By the last census in 1991, Kano state had a population of 5,810,470 while Lagos had 5,725,116.  This clearly puts Kano ahead of Lagos, albeit only marginally.  Sceptics may dispute these figures but they remain the official numbers of Nigerians in those states.  In any case not even the most sceptical person can claim that Kano, the largest and the most cosmopolitan city in Nigeria outside Lagos, is less than half the population of the former federal capital.

Clearly Anyaoku’s quotation, if indeed it is accurate, is a manifestation of deeply held belief among Nigerians from the South that the population figure of the North is mere fiction.  I have tried in my two consecutive articles on the Nigerian census to show that these beliefs have no basis whatsoever in geography and demography.  I have no intention of boring you by going over those reasons.  Sufficient to say that if Anyaoku, inspite of his cosmopolitanism and his intellect, would voice such blind prejudice, then Makama’s National Population Communication has an enormous, if not insurmountable, job ahead of it of educating Nigerians to help it conduct a successful census.

To come back to my first reason for devoting these pages to the subject of Nigerian census for four weeks running, Makama, it seems to me, will need a miracle to avoid a census fiasco because President Obasanjo, who holds the wand that can dispel the real and imminent danger the NPC chairman faces, seems himself to be under the spell of people who do not want him to waive his wand with fairness, equity and integrity.  Let me explain.

Following phase two of the EAD last year, the technocrats at the NPC started getting signals that its commissioners in the states, as indigenes of the states to which they were posted, were beginning to allow politics and other considerations get in the way of their work.  Reports were beginning to reach headquarters of the creation of enumeration areas more out of political, financial and other dubious considerations than out of technical ones.

To check this trend, the technocrats suggested to the chairman that he should post the commissioners not only out of their states of origin, but also out of their geo-political zones.  This way probably the most important cause for creating doubts about the integrity of the census figures within the states and nation-wide would have been eliminated.

The chairman agreed to this suggestion and accordingly wrote President Obasanjo for approval.  The president approved and directed the ministry of finance to release monies for the movements.  These were to have started in January.  Come January and a few of them started to move.  Then suddenly word came from the president that the movement should stop.   You don’t move your generals around, the president reportedly said, in the middle of a battle.

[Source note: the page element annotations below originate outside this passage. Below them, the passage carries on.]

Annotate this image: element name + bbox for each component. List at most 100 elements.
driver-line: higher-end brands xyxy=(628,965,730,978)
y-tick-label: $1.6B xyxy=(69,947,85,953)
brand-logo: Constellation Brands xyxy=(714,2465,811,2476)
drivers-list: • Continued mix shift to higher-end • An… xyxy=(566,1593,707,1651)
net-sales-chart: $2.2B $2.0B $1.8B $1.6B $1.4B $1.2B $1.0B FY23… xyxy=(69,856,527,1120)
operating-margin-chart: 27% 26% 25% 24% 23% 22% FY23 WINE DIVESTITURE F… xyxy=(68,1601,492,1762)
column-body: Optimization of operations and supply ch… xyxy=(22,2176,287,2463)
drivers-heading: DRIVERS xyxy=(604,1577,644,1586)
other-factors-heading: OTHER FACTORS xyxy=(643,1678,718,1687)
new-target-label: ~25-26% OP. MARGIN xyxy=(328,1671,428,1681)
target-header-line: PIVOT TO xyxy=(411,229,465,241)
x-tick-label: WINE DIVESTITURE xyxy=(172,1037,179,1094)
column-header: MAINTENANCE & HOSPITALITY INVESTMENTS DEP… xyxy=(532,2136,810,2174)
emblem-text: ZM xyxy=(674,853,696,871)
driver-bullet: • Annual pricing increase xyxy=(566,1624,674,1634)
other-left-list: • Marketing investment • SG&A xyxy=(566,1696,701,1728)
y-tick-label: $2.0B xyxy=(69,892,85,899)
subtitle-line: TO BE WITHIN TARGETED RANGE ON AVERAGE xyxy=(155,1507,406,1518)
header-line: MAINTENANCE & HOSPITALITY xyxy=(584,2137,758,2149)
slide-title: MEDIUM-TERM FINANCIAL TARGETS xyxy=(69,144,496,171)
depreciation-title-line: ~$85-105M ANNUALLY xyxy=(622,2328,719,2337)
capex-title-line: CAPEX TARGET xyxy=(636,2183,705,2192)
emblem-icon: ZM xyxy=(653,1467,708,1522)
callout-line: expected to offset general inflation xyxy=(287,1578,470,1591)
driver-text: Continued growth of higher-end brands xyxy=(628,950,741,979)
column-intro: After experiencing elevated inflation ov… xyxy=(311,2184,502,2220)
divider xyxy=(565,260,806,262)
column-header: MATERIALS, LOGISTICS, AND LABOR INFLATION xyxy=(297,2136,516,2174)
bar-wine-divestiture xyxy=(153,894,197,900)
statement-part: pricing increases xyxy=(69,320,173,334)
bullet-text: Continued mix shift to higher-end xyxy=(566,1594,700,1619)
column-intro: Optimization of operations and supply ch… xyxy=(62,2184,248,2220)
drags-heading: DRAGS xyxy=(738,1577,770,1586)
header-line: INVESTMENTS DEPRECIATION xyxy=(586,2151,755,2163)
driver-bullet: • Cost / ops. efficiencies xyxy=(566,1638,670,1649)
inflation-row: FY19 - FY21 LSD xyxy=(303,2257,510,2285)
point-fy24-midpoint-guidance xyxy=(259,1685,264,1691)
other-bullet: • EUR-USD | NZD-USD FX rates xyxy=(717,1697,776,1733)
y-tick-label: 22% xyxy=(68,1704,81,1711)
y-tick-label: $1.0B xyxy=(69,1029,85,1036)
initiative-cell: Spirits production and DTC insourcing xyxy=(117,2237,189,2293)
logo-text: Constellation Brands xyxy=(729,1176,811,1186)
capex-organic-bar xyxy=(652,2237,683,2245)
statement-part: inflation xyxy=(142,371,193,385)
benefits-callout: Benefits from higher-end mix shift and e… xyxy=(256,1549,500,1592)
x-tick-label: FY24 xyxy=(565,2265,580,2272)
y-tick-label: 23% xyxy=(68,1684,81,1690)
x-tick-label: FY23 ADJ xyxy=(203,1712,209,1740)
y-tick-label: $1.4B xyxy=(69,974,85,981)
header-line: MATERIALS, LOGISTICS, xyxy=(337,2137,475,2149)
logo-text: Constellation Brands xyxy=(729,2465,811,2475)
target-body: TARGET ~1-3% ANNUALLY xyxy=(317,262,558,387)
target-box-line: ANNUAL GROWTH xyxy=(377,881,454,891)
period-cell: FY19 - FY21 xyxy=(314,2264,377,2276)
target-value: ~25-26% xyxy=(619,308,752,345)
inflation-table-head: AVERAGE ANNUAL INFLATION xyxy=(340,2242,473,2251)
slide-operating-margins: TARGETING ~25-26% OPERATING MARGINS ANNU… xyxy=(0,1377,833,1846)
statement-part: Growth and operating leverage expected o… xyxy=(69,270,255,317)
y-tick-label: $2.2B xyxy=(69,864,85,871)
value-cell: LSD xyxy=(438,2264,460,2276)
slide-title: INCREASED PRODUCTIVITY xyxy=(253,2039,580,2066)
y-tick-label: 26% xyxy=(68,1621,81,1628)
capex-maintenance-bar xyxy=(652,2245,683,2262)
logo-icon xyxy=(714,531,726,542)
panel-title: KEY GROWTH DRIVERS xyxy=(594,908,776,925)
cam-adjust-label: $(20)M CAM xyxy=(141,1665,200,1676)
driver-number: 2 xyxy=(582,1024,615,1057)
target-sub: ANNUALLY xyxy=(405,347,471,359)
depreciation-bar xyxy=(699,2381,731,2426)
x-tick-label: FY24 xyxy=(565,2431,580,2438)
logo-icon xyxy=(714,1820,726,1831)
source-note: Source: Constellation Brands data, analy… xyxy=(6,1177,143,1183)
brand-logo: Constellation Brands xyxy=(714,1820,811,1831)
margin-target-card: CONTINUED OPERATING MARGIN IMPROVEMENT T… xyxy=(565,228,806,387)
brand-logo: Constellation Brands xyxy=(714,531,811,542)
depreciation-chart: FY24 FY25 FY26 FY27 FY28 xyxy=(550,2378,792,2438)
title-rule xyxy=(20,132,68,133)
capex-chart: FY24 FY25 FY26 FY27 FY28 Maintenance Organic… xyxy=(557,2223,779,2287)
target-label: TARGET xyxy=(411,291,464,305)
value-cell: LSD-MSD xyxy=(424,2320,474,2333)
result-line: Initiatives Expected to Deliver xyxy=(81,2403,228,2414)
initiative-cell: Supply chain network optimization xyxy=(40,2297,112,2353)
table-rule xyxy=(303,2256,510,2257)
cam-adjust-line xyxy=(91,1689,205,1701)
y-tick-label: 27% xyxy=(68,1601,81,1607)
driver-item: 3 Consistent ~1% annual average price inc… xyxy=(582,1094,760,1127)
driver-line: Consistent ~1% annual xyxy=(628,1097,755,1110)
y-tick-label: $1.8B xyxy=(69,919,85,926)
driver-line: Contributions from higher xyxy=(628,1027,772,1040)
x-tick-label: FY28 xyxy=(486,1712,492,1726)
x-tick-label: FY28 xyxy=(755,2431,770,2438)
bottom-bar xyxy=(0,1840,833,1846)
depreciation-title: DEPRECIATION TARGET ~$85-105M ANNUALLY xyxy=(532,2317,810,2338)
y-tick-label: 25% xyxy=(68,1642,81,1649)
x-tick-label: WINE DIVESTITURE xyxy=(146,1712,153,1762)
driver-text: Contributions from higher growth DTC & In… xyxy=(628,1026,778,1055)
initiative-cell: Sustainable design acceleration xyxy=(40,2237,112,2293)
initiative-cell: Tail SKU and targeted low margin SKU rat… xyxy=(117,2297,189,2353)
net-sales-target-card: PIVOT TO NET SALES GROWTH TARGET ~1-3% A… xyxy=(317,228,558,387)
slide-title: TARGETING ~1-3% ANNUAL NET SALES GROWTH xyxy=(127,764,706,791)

However, there is suspicion among keen observers of the politics of our census that the president reversed himself not because of the logic of war, but because some commissioners from the South-West persuaded him that unless they remained in their states of origin, there is no chance that the population of the South can be shown to be more than that of the North.

These suspicions may not be true, but it is hard to see what else persuaded the president to reverse himself.  Therefore if he wants to go down in history as becoming the second president, after General Ibrahim Babangida, to avoid a census fiasco, he should allow the cross-postings to go ahead even at this late stage of the enumeration area demarcation exercise.

Commissioners remaining in their states of origin, is, of course, not the only factor that can derail the census.  However, it is the single most important factor and the president would do well to revisit his decision to cancel his approval for the crossposting of the commissioners.

The NPC projection of the EA’s based on the 1991 census is 350,000, up from 212,000 in 1991.  There is a clear and imminent danger, according to sources in NPC, that this figure may reach an outrageous 500,000, if something is not done to stop politics from getting the better of our senses of integrity, justice and equity.